Hans Prydz Guest Lecture by Morten Schak Nielsen
Morten Schak Nielsen, of Copenhagen University, will give a lecture titled, 'Connexin 43 gap junctions at the nexus of cardiac activation'.
Morten Schak Nielsen
Morten Schak Nielsen is head of the Gap Junction Group at the Danish Arrhythmia Research Centre (DARC), the Cardiovascular Research Graduate Programme and the PhD network Danish Cardiovascular Research Academy (DaCRA).
Abstract: Connexin 43 gap junctions at the nexus of cardiac activation
Cardiomyocytes are connected by mechanical and electrical junctions located at the intercalated discs (IDs). Although the ID and its components have long been known, it is becoming increasingly clear that ID proteins interact. The lecture describes the involvement of the ID in cardiac electrical disturbances and focuses on the channel and non-channel functions of the gap junctional protein connexin 43 (Cx43).
Ventricular cardiomyocytes are exclusively coupled by gap junctions composed of Cx43 that allow for coordinated spread of action potentials across the myocardium. During cardiac ischemia, gap junctions uncouple due to a combination of increased calcium, acidosis and Cx43 dephosphorylation, and this uncoupling increases the risk of cardiac arrhythmia. We identified several phosphorylation sites that are regulated during ischemia and one of these, serine 306 (S306), determines the ability of calcium to uncouple Cx43 gap junctions. We hypothesized that S306 phosphorylation is cardioprotective and indeed, mimicking a constitutive phosphorylation by exchaning serine to aspartic acid at S306 reduces the arrhythmia burden and infarct size after ischemia-reperfusion in mice.

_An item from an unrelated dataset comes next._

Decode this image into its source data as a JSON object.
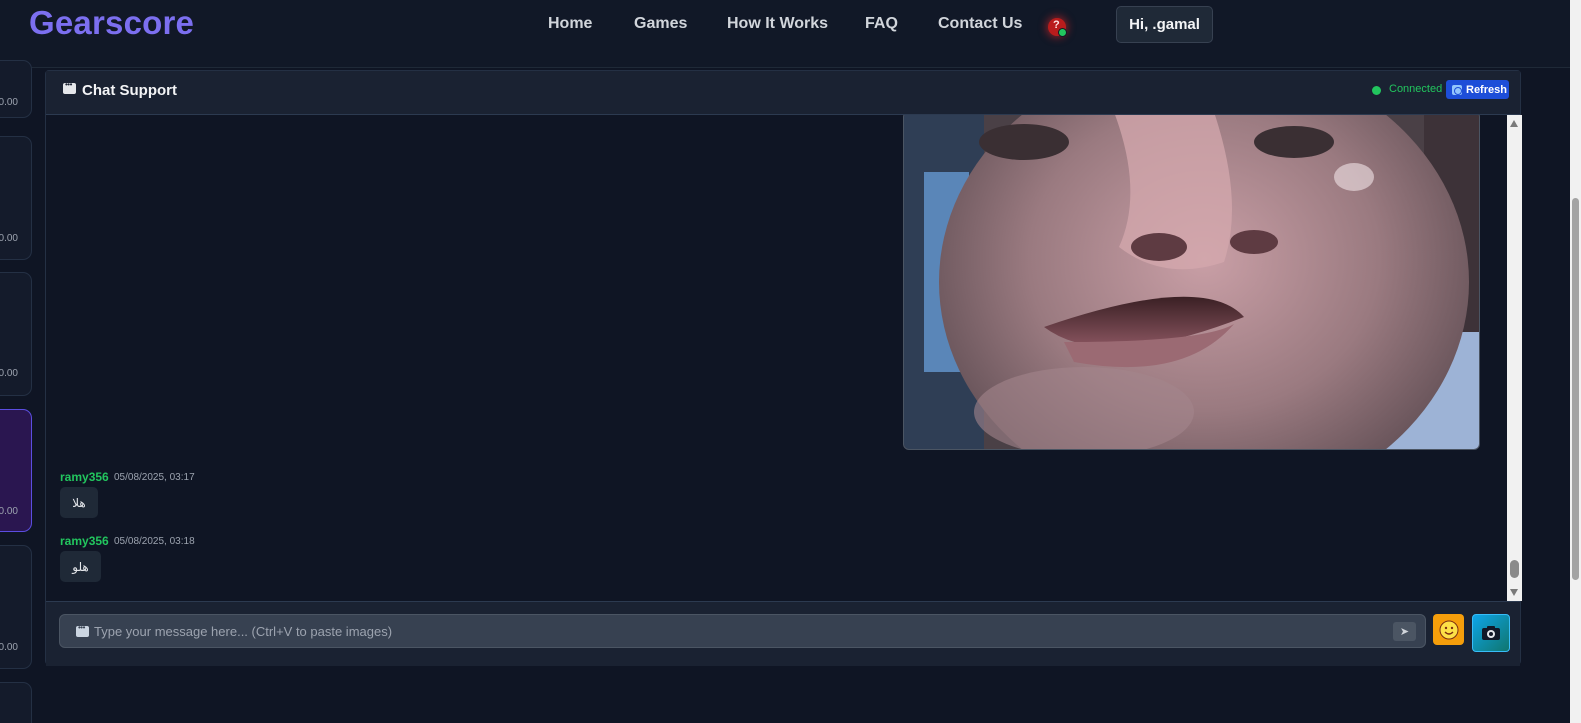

In recent years, it has become clear that Cx43 plays important roles beyond its ability to mediate intercellular coupling. Cx43 knock-out or selective removal of its PDZ-binding motif, reduces the membrane localization of the sodium channel NaV1.5, which is responsible for initiation of the cardiac action potential. The C-terminus (CT) of Cx43 participates in the organization of microtubules at the intercalated disc (ID) and thereby regulates the trafficking of the cardiac voltage-gated Na+ channel, NaV1.5. This explains how loss of Cx43 or deletion of its tubulin-binding domain reduce the sodium current, whereas it is less clear why truncation of a PDZ-binding motif of the Cx43-CT has a similar effect. Our novel data shows that the Cx43-CT contains a tubulin-like sequence, which may bind and block the tubulin-binding domain when the PDZ-binding motif is lacking. Similar events may occur when the PDZ-binding domain binds other partners (e.g. ZO-1), thereby regulating transport of NaV1.5 to the ID.
In summary, Cx43 is a multifunctional protein that not only provides electrical coupling for action potential propagation, but also plays an important part in organizing a protein-protein interacting network, which ultimately regulates cardiac excitability.